BUILDING A LINEAR REGRESSION MODEL FOR THE E COMMERCE TO PREDICT THE MONEY WE CAN EARN IN A PERIOD OF TIME IF WE INVEST IN GETTING MORE CUSTOMERS.
THIS HELPS IN MAKING INVESTMENT DECISIONS

# BUILDING THE MODEL (LINEAR REGRESSION)

In [13]:
from sklearn.model_selection import train_test_split 
from sklearn.linear_model import LinearRegression
from sklearn.metrics import mean_squared_error, mean_absolute_error
from sklearn.linear_model import Lasso
from sklearn import metrics

In [14]:
# training data
x = dataset[['Avg. Session Length','Time on App','Time on Website','Length of Membership']]
y = dataset['Yearly Amount Spent']

In [15]:
#spliting the data for training
x_train,x_test, y_train, y_test = train_test_split(x, y , test_size=0.3, random_state=42)

# Training the model


In [16]:
regression = LinearRegression()

In [None]:
#fitting the data into the model
regression.fit(x_train,y_train)

In [None]:
coefficient = pd.DataFrame(regression.coef_,x.columns,columns=['coef'])
print(coefficient)

In [None]:
# predictions
predictions = regression.predict(x_test)
predictions

In [None]:
## is the money we have predicted similar to what we have made so far?
sb.scatterplot(x=predictions,y=y_test)
plt.xlabel("predictions")
plt.title('evaluation of prediction')
plt.show()

## Error evaluation of model


In [None]:
# using metrics to measure the error 
print("mean squared error:" , mean_squared_error(y_test,predictions))
print("mean squared error:" , mean_absolute_error(y_test,predictions))
# this means that we are 8 dollars error at every prediction

## INSIGHTS AND TRENDS

The following insights can be gained from the analysis of the data:
1.  High Average Spending: The mean "Yearly Amount Spent" is $499.31, indicating that customers are spending a significant amount on average. This suggests a potentially high-value customer base.
2. Consistent Session Length: The average session length of 33.05 minutes is relatively stable, with a small standard deviation. This suggests that customers are engaging with the platform for a reasonable duration on average.
3. Time on App vs. Website: The average time spent on the app (12.05 minutes) is significantly less than the time spent on the website (37.06 minutes). This could indicate that the website might be more feature-rich or the app might have a more streamlined, task-oriented design.
4. Membership Length: The average membership length of 3.53 years is fairly long, suggesting strong customer loyalty. The relatively low standard deviation indicates that there's a good deal of consistency in how long customers stay members.
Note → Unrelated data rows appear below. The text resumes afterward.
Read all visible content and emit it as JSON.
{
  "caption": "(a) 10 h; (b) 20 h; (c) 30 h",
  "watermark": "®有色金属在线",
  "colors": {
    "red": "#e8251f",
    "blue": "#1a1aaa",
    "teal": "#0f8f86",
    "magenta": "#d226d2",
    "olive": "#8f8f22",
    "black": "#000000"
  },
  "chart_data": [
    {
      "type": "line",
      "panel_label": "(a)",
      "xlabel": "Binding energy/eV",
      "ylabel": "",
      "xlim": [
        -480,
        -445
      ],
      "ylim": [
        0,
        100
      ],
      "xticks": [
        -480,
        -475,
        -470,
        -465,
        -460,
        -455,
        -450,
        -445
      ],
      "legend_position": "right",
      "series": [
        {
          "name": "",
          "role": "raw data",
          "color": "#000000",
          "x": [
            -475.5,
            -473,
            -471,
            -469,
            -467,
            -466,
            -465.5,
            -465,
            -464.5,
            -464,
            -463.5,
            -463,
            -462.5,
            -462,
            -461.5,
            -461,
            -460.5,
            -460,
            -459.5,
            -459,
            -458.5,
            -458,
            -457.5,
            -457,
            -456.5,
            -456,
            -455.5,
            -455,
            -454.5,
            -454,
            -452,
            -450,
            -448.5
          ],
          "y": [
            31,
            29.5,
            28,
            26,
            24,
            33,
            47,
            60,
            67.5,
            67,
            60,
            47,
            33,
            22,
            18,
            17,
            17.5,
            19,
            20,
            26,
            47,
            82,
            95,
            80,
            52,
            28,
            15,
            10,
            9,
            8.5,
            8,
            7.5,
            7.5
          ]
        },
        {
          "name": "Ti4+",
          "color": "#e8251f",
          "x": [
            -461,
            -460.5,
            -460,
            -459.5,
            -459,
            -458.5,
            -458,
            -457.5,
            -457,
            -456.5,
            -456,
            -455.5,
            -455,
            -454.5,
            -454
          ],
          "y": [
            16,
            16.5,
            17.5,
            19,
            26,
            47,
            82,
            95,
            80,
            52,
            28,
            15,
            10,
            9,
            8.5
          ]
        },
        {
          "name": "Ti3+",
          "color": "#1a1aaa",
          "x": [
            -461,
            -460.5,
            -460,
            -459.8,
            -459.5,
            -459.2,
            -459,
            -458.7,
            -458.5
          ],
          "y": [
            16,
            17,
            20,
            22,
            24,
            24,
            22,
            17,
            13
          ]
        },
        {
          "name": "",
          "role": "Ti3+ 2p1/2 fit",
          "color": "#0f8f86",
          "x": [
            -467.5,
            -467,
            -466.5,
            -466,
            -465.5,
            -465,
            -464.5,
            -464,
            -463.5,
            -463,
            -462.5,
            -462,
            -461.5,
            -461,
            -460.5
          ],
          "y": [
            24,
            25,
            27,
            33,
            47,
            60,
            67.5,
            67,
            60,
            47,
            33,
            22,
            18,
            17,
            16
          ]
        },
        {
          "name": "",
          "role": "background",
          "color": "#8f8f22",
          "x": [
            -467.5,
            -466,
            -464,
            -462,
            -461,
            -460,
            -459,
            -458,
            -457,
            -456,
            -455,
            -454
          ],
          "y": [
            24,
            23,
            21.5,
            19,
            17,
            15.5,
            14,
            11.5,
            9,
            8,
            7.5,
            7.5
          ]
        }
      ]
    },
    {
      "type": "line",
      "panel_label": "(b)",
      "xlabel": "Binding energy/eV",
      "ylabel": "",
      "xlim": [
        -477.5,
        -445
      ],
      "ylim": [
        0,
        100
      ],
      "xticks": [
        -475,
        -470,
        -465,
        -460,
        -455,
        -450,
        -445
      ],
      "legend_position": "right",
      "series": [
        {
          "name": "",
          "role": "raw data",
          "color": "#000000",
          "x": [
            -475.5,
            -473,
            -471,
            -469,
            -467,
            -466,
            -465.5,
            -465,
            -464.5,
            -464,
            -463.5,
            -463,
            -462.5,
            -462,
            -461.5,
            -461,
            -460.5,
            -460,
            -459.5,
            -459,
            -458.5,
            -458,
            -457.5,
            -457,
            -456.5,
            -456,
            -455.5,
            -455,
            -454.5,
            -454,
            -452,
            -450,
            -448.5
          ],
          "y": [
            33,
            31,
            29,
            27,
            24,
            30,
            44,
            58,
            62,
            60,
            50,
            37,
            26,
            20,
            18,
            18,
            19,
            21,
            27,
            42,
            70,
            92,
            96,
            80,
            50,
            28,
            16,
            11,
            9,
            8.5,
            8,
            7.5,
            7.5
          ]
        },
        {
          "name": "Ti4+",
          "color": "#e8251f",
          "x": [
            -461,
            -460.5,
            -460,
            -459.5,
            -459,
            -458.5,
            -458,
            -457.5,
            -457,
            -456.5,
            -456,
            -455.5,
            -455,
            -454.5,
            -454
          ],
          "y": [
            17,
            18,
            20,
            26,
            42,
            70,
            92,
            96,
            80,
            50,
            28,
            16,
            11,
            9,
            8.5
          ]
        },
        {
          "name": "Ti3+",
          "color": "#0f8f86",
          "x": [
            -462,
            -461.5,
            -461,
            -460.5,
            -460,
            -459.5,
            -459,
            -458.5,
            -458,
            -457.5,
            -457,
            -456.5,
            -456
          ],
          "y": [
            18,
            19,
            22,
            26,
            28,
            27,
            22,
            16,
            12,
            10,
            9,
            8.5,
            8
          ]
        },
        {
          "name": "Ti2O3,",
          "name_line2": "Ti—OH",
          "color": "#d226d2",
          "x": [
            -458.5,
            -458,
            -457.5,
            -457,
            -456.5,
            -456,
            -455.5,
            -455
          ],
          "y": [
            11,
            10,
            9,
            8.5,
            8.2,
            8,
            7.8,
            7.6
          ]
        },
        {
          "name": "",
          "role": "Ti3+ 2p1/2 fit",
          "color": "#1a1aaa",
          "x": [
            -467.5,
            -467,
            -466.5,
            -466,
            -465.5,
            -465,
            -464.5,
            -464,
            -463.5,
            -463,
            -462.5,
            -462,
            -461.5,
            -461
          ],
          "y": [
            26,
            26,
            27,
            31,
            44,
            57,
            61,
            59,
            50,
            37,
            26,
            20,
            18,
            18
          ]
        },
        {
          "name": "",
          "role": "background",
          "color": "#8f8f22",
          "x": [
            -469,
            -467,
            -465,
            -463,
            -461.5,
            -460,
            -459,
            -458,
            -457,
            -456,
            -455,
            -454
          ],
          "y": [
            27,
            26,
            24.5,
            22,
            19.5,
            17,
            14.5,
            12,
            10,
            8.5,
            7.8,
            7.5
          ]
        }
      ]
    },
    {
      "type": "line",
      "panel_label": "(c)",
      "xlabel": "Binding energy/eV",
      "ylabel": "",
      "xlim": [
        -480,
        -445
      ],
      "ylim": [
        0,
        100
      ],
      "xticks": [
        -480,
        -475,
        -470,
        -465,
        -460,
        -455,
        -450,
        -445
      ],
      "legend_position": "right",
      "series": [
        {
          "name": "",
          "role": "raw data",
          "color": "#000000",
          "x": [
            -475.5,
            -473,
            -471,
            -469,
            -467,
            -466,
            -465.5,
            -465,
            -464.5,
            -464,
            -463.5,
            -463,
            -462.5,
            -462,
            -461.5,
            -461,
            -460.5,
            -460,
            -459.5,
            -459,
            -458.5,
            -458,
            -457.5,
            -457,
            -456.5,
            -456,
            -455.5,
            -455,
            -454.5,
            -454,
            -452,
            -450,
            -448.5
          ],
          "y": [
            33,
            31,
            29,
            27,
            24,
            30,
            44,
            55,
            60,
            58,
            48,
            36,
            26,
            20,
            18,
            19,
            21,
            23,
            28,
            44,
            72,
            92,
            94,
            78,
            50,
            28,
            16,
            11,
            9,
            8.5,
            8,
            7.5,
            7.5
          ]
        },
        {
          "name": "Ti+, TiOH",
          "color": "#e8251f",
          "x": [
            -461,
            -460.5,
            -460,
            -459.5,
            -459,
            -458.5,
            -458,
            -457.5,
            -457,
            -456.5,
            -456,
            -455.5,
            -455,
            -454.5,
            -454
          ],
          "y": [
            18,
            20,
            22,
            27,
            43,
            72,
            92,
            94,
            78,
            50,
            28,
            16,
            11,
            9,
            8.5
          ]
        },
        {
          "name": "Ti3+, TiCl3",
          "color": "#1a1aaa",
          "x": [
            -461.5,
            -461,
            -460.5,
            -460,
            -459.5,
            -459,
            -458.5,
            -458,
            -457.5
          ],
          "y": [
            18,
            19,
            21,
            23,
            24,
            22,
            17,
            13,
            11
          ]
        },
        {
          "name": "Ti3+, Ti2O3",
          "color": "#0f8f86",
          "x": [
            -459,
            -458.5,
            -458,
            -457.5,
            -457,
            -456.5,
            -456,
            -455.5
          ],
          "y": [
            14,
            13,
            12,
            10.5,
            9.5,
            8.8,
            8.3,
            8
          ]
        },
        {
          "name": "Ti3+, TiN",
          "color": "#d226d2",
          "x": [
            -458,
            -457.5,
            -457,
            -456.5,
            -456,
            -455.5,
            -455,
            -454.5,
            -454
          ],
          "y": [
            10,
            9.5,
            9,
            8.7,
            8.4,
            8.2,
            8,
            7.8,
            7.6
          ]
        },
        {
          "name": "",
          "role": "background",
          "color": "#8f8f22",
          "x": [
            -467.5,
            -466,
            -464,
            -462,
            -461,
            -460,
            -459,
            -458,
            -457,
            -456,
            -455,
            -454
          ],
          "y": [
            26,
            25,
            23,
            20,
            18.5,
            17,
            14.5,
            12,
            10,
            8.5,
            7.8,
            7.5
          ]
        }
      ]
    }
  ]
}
# Trends and Observations:

1. Potential Correlation: The 50th percentile (median) for "Yearly Amount Spent" ($498.89) is very close to the mean ($499.31). This indicates a fairly symmetrical distribution of spending, with fewer extreme outliers on either side of the average.
2. Time Spent on App: While the average time spent on the app is lower than the website, the maximum time spent on the app (15.13 minutes) is relatively close to the maximum time spent on the website (40.01 minutes). This might indicate that some users are engaging deeply with the app, perhaps for specific tasks or features.
3. Membership Duration: The maximum membership length of 6.92 years is considerably higher than the average, indicating that some customers have been loyal members for a very long time. 


# Highlights
1. There should be more focus on App Engagement: The relatively lower average time spent on the app could be an area for improvement. Consider exploring ways to enhance app features, provide more personalized content, or offer incentives for increased app usage.
2. Customer Retention Strategies: The long average membership length suggests that existing customer retention is already good. However, consider strategies to further incentivize long-term engagement and loyalty, such as tiered rewards programs or exclusive offers for high-value customers.
3. Value-Oriented Marketing: The high average spending could be a sign that your customer base is willing to invest in your products or services. You might be able to target them with premium offers or more personalized marketing messages.